Abstract

Abstract This chapter synthesizes the key discussions in the opening part of the book and provides an outline of the main contours of the project of existential media studies. It argues for a broad media concept and a literal understanding of the postdigital. It describes existential media studies as a philosophically, ethically, and politically motivated project, challenging the forgoing of our shared existential vulnerability, in media theory and beyond. It is a theoretical and ethical methodology in line with the field of critical disability studies. It proposes a different subject for media studies and a different human after posthumanism: the coexister, who remolds existence in humble self-realization and in care for the world, practically and ethically, while also being a cocreator of the contemporary digital limit situation.
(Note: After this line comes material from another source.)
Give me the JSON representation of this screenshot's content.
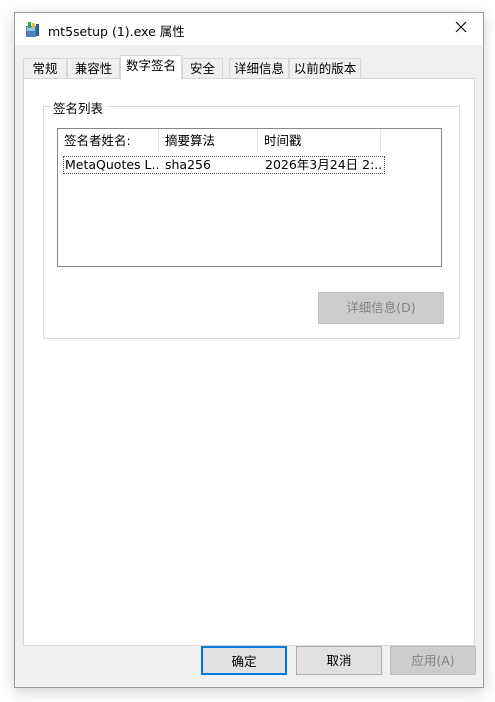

Deeply entangled, coexisters still possess the capacity to act, choose, respond, and take responsibility, yet within limits and never in isolation. The coexister is the principal inhabitant of the digital ecology, and our principal subject in media studies is not a being in full control. The chapter defines existential media and their four key properties: First, they are world-makers and our infrastructures of being, enabling yet setting limits for our movement and dwelling. Second, they throw us into a particular yet uncertain world, and this involves opening limits: features of indeterminacy, anticipation, and ambivalence. Third, they activate our shared vulnerability and deep sense of dependence and relationality. Finally, they demand responsive action, critique, ethical choice, even an either/or on behalf of the coexisters.